My questions stem primarily from the trilogy movies, as it’s been a very long time since I’ve read the book. If any of the answers are in the book, feel free to share.
1. Bilbo’s Choice: If Bilbo had simply given Thorin the Arkenstone (as he’d been hired/retained to do), would Thorin have been so paranoid and, well, dick-ish? Or did his “Gold Fever” (Greed) run so deep that he’d have been a dick anyway?
I realize that this may be IMHO or wild-assed guess territory.
2. The White Gems of…something or other. The white gems that Thranduil/Elvenking was so hot for during the opening prologue…did Thror screw the Elves over somehow, promising them the gems (even for an agreed upon price or service) then reneging?
3. If those white gems were so damned precious to the Elves, how did the Dwarves get ahold of them? Did someone steal them from the Elves, and they somehow made their way to the Dwarves?
I think he (and the other dwarves) would likely have still been pretty dickish.
I didn’t see the final movie of the trilogy (I’d had enough disappointment from the first two), but if anything, the dwarves were even more motivated by gold and treasure in the book. In the movie, I think that Jackson tried to make their cause a bit more noble, and stress that they were hoping to reclaim their homeland (and, yes, get the gold, and get revenge); in the book, it’s really about the gold. And, once they’d gotten it, they weren’t going to give up a single coin willingly.
Balin’s probably the exception to that, in both the books and the movies; he’s much more level-headed, and is the dwarf who sees Bilbo as a companion and partner to the dwarven party, and not just as a hireling or tool.
In the movie, they invented a “gold madness” or sickness that overwhelmed Thorin as it had his grandfather and father. It also explains why Smaug was so protective of the gold as well.
“There is a curse over that treasure…” says Balin at one point.
In the end, Thorin comes to his senses, gets killed, and Dane becomes King under the Mountain…still keeping all the gold that apparently has a curse.
I don’t think it’s that that particular pile of treasure has a curse on it. I think that that sort of curse is inherent to any sufficiently-vast wealth. And it’s a curse to which dwarves are even more succeptable than humans.
It’s also quite possible that the close proximity of the One Ring exacerbated that curse even more. That was the primary effect that the Seven had on the Dwarf-Lords, after all.
It’s a {ripoff of?} {homage to?} the tale of the Nauglamir, from the Silmarillion. Short version: Elf king hires dwarves to make some jewelry. Dwarves want more than elf is willing to pay. They end up fighting. Each side claims that the other committed the first act of treachery. Both of them were #%&holes.
The “gold madness” is probably an allusion to the influence of the Rings of Power, as described in Lord of the Rings and the Silmarillion. Durin’s Folk had one of the “seven for dwarf-lords in their halls of stone”. They could not be enslaved like the Nazgul, but they did become greedier than normal. In the books, Thrain died in the dungeons of the Necromancer, who repossessed the ring.

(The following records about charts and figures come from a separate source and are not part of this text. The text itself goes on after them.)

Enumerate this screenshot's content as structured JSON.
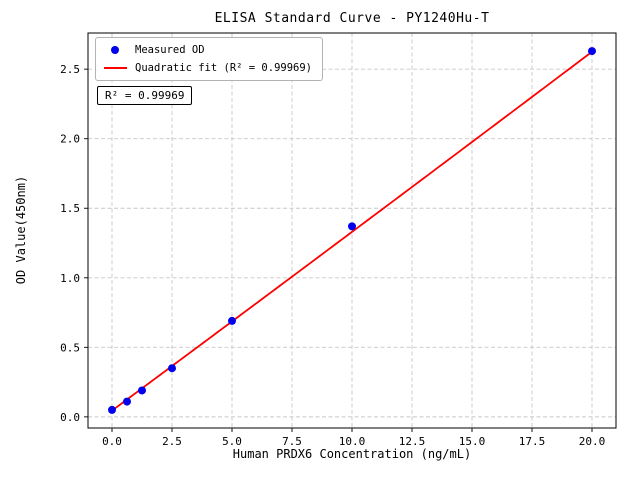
{
  "chart_data": {
    "type": "scatter",
    "title": "ELISA Standard Curve - PY1240Hu-T",
    "xlabel": "Human PRDX6 Concentration (ng/mL)",
    "ylabel": "OD Value(450nm)",
    "xlim": [
      -1.0,
      21.0
    ],
    "ylim": [
      -0.08,
      2.76
    ],
    "grid": true,
    "x_ticks": [
      {
        "value": 0,
        "label": "0.0"
      },
      {
        "value": 2.5,
        "label": "2.5"
      },
      {
        "value": 5,
        "label": "5.0"
      },
      {
        "value": 7.5,
        "label": "7.5"
      },
      {
        "value": 10,
        "label": "10.0"
      },
      {
        "value": 12.5,
        "label": "12.5"
      },
      {
        "value": 15,
        "label": "15.0"
      },
      {
        "value": 17.5,
        "label": "17.5"
      },
      {
        "value": 20,
        "label": "20.0"
      }
    ],
    "y_ticks": [
      {
        "value": 0.0,
        "label": "0.0"
      },
      {
        "value": 0.5,
        "label": "0.5"
      },
      {
        "value": 1.0,
        "label": "1.0"
      },
      {
        "value": 1.5,
        "label": "1.5"
      },
      {
        "value": 2.0,
        "label": "2.0"
      },
      {
        "value": 2.5,
        "label": "2.5"
      }
    ],
    "series": [
      {
        "name": "Measured OD",
        "type": "scatter",
        "color": "#0000ee",
        "points": [
          {
            "x": 0,
            "y": 0.05
          },
          {
            "x": 0.625,
            "y": 0.11
          },
          {
            "x": 1.25,
            "y": 0.19
          },
          {
            "x": 2.5,
            "y": 0.35
          },
          {
            "x": 5,
            "y": 0.69
          },
          {
            "x": 10,
            "y": 1.37
          },
          {
            "x": 20,
            "y": 2.63
          }
        ]
      },
      {
        "name": "Quadratic fit",
        "type": "line",
        "color": "#ff0000",
        "r_squared": 0.99969,
        "fit_coefficients": [
          0.045,
          0.128,
          5e-05
        ],
        "x_range": [
          0,
          20
        ]
      }
    ],
    "legend": {
      "position": "upper-left",
      "items": [
        {
          "label": "Measured OD",
          "marker": "circle",
          "color": "#0000ee"
        },
        {
          "label": "Quadratic fit (R² = 0.99969)",
          "marker": "line",
          "color": "#ff0000"
        }
      ]
    },
    "annotation": "R² = 0.99969",
    "colors": {
      "point": "#0000ee",
      "fit_line": "#ff0000",
      "grid": "#c8c8c8",
      "frame": "#000000",
      "background": "#ffffff"
    }
  }
}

Sure, but in the movie (I know different sources might have a different take on what’s what), Thranduil says something to the effect that the white gems belonged to the Elves, in general, and his late wife (Legolas’ mom) in particular. The inference here is that, at some point, the gems were in the Elves possession, before somehow winding up with the Dwarves.
Is this a case of “unreliable narrator/selective memory” on Thranduil’s part? Or maybe “conflicting canon?”
As for the Rings of Power, I often overlook their presence and influence on the various people/players, so thanks for reminding me.
The Silmarillion story is, basically, that originally, the Elves had one of the Silmarils, the three most beautiful gems in all of Creation. The Dwarves made a really nice necklace, not as beautiful as the Silmarils, but about as beautiful as any non-Silmaril jewelry could possibly be. The Elves made a deal with the Dwarves to set the Silmaril in the necklace, but then once it was done, each claimed the other broke the deal (in particular, the deal didn’t seem to specify who would own the new, combined piece of jewelry, and so both claimed ownership).
When Thranduil says that the Dwarves stole it, he was doubtless speaking what he believed to be true. And likewise the Dwarves, when they said they didn’t.
In the book, as I recall, Thorin is already being a jerk before Bilbo gives the Arkenstone to Bard and the elves; I don’t think that Thorin would have been any less of a jerk if he had gotten the Stone in addition to the rest of the treasure. Remember, the dwarves woke the dragon who then devastated Bard’s village, and Bard was the one that killed the dragon. By some reckonings, Bard should have gotten all the treasure (as recompense for the damage that the dwarves incited, and as reward for killing Smaug).